Forzó la vista y, a lo lejos, pudo distinguir vagas siluetas. Una llevaba un enorme estandarte coronado con lo que parecía ser una cabeza humana. Entonces, desenvainó la espada.
—Según parece, han vuelto a encontrarnos —dijo, pero no obtuvo respuesta.
Los demás habían desaparecido al girar en un recodo. Se dio cuenta de que habían continuado avanzando cuando él se detuvo, y echó a correr para darles alcance.
* * * * *
Invadido por el pavor, Félix abrió los ojos, arrancado de su duermevela. Era el turno de guardia de Gotrek, pero le parecía haber oído voces fantasmagóricas. Recorrió la pequeña cámara con la mirada, y se le erizó el cabello. El latido de su corazón resonaba con fuerza, acelerado, dentro de sus oídos, y pensó que iba a desmayarse en ese mismo instante. La fuerza había abandonado por completo sus extremidades.

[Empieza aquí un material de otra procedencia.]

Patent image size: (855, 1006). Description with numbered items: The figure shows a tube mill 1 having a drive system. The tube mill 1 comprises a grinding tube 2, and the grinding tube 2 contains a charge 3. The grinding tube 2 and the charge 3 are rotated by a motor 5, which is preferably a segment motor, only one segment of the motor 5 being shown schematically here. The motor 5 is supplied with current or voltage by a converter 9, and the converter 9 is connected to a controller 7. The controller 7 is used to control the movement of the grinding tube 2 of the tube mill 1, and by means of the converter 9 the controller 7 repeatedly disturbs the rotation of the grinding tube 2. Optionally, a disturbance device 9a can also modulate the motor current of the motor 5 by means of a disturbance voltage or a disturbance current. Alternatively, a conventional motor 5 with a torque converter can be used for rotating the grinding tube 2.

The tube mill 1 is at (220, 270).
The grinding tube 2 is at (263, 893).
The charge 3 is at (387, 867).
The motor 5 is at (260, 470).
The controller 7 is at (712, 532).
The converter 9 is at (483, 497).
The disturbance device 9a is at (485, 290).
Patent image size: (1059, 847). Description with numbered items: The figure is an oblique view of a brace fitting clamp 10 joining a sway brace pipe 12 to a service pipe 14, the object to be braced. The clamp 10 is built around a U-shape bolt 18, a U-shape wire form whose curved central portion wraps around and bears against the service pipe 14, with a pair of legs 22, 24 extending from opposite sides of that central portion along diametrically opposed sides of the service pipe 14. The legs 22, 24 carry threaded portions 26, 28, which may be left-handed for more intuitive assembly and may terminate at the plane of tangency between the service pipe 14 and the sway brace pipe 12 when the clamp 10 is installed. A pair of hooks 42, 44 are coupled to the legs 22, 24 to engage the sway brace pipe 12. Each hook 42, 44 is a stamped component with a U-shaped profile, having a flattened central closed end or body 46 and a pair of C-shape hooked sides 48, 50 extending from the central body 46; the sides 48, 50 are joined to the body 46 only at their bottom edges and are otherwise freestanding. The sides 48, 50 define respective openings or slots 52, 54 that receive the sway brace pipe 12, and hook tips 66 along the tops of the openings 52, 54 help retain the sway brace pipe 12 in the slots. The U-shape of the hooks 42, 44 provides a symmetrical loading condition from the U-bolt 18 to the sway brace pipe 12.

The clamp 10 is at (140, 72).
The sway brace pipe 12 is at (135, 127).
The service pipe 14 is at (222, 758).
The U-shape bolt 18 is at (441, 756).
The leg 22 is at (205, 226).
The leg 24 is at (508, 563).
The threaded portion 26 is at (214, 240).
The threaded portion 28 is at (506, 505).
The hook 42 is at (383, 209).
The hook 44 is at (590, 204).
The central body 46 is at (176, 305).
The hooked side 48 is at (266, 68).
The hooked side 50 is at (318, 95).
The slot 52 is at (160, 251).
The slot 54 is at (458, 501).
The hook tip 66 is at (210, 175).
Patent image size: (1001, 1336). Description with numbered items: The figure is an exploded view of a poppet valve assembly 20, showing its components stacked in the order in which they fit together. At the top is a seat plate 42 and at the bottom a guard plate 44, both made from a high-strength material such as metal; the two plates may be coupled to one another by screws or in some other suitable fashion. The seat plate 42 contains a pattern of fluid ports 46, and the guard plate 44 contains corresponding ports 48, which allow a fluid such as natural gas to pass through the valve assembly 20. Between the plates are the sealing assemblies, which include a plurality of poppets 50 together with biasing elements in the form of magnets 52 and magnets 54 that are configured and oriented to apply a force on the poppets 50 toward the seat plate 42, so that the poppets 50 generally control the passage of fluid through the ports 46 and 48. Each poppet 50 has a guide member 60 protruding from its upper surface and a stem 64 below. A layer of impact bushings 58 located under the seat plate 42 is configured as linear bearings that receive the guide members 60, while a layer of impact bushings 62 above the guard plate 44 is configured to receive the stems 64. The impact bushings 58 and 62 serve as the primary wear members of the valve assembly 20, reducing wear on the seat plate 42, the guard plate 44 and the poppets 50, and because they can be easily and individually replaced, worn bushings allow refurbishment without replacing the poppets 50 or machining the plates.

El extraño resplandor verdoso alumbraba la sala, y bañaba el rostro macilento del Matatrolls, confiriéndole el aspecto de un horrible zombi. La sombra de Gotrek se encumbraba enorme y amenazadora contra la pared, y la entidad de la que emanaba la luz se encontraba de rodillas ante él, con los brazos abiertos en actitud implorante. Se trataba del fantasma de alguna enana ancestral.
Era insustancial y, sin embargo, tenía la presencia de las edades, como si fuese una manifestación de tiempos remotos hecha realidad. Los atuendos eran regios, y su rostro había poseído autoridad en otra época. Las mejillas parecían hundidas; daba la impresión de que la carne se le había desprendido y estaba llena de agujeros, como cribada por gusanos. Los ojos, que se ocultaban bajo cejas muy arqueadas, eran charcos umbríos, en los que ardía una luz de bruja. Félix tuvo la sensación de que al fantasma lo devoraba alguna enfermedad del otro mundo: un cáncer del espíritu.
La apariencia de aquel ser llenó de terror al poeta, y al experimentarlo aún se intensificó más su miedo; había cosas que aguardaban más allá de la tumba, de las que ni siquiera la muerte servía para escapar. Los poderes siniestros podían apoderarse de un alma y atormentarla. Félix siempre había temido a la muerte, pero en ese momento se daba cuenta de que había cosas peores. Se sentía al límite de la cordura y deseaba la demencia como liberación de ese terrible conocimiento.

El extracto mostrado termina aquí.